Keep in mind that, after uninstalling uTorrent, it leaves behind a big backup cache of all your downloaded .torrent files in C:\Users\USERNAME\AppData\Roaming\uTorrent
Trello Inspiration, a fine survey of all the different ways in which one can use the excellent and free Trello service. They missed out magazine and journal production, though.
For your Web page, here’s strong anti-framejacking and anti-clickjacking code, which has been tested and currently busts nasty frame-jackers such as In.is (aka Linkis). As such these snippets may be useful for journals and other academic services, to prevent legitimate content from being hijacked and surrounded by frames advertising ‘essay-writing services’ or predatory publisher services or worse.
Source: Stanford Security Lab via a recent blog post by Zipline Interactive, where there’s also additional defensive code to add to your website’s root .htaccess file (if you have FTP access and your host will allow upload of a changed .htaccess)…
Header set X-Frame-Options SAMEORIGIN
The .htaccess code is ‘as well as’, serving as a second line of deeper defence, and is not required for the first code suggestion to work in your Web page. Most modern Web browsers understand the self-explanatory SAMEORIGIN command when they hear it from a website.

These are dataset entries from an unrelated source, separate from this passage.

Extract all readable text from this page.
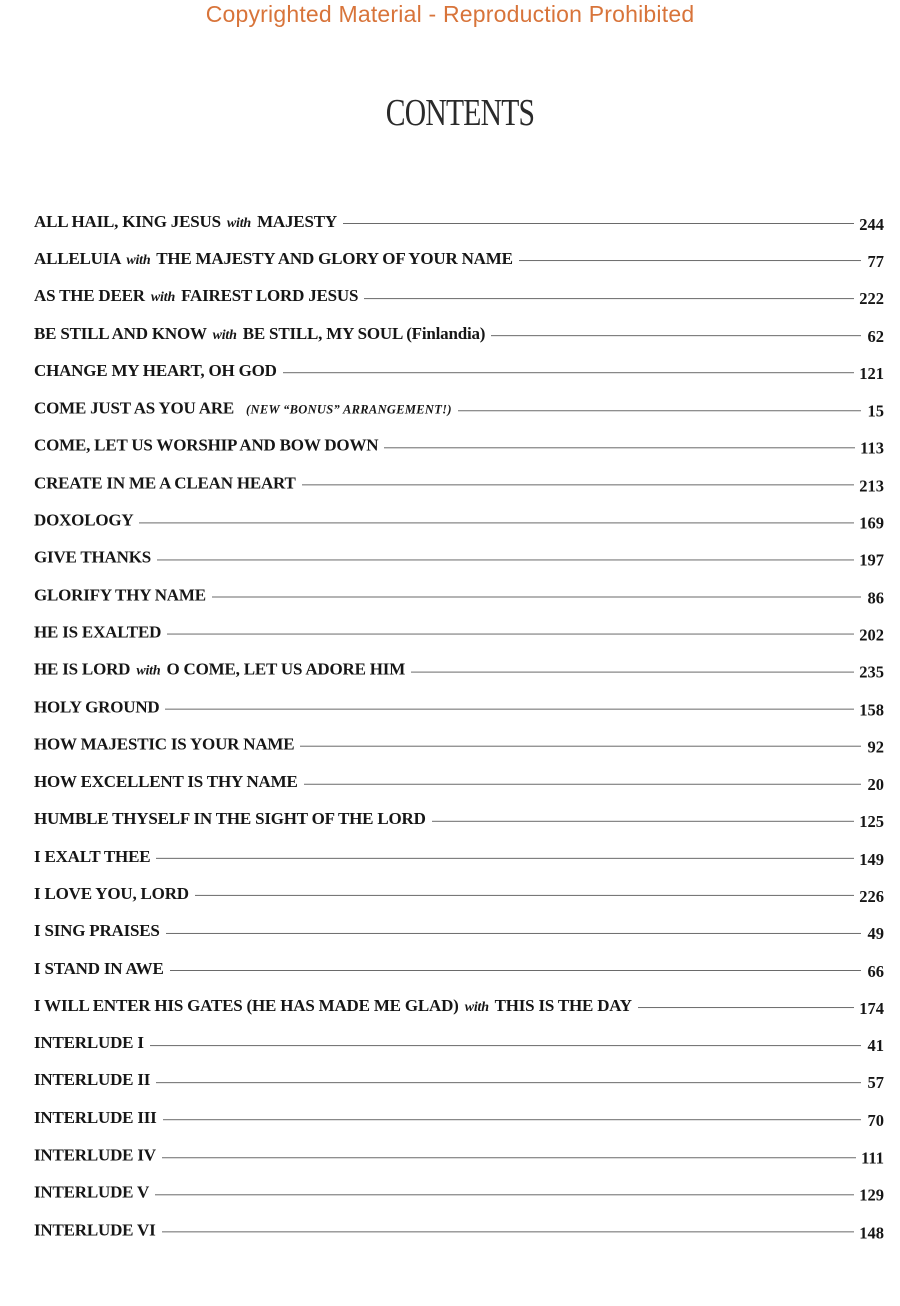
Copyrighted Material - Reproduction Prohibited
CONTENTS
ALL HAIL, KING JESUS with MAJESTY	244
ALLELUIA with THE MAJESTY AND GLORY OF YOUR NAME	77
AS THE DEER with FAIREST LORD JESUS	222
BE STILL AND KNOW with BE STILL, MY SOUL (Finlandia)	62
CHANGE MY HEART, OH GOD	121
COME JUST AS YOU ARE (NEW “BONUS” ARRANGEMENT!)	15
COME, LET US WORSHIP AND BOW DOWN	113
CREATE IN ME A CLEAN HEART	213
DOXOLOGY	169
GIVE THANKS	197
GLORIFY THY NAME	86
HE IS EXALTED	202
HE IS LORD with O COME, LET US ADORE HIM	235
HOLY GROUND	158
HOW MAJESTIC IS YOUR NAME	92
HOW EXCELLENT IS THY NAME	20
HUMBLE THYSELF IN THE SIGHT OF THE LORD	125
I EXALT THEE	149
I LOVE YOU, LORD	226
I SING PRAISES	49
I STAND IN AWE	66
I WILL ENTER HIS GATES (HE HAS MADE ME GLAD) with THIS IS THE DAY	174
INTERLUDE I	41
INTERLUDE II	57
INTERLUDE III	70
INTERLUDE IV	111
INTERLUDE V	129
INTERLUDE VI	148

Those with a hosted WordPress blog or journal may also want to consider the Frame Buster plugin. So far as I know there’s nothing similar for the Open Journal System (OJS) or Omeka or similar academic content plug-and-play systems. But perhaps there should be, if they don’t already have such counter-measures baked in?
Search Console – Submit URL to Google. Handy to bookmark if you find or own a site that is missing from Google, and where there’s no ../robots.txt on the URL to block the indexing bots.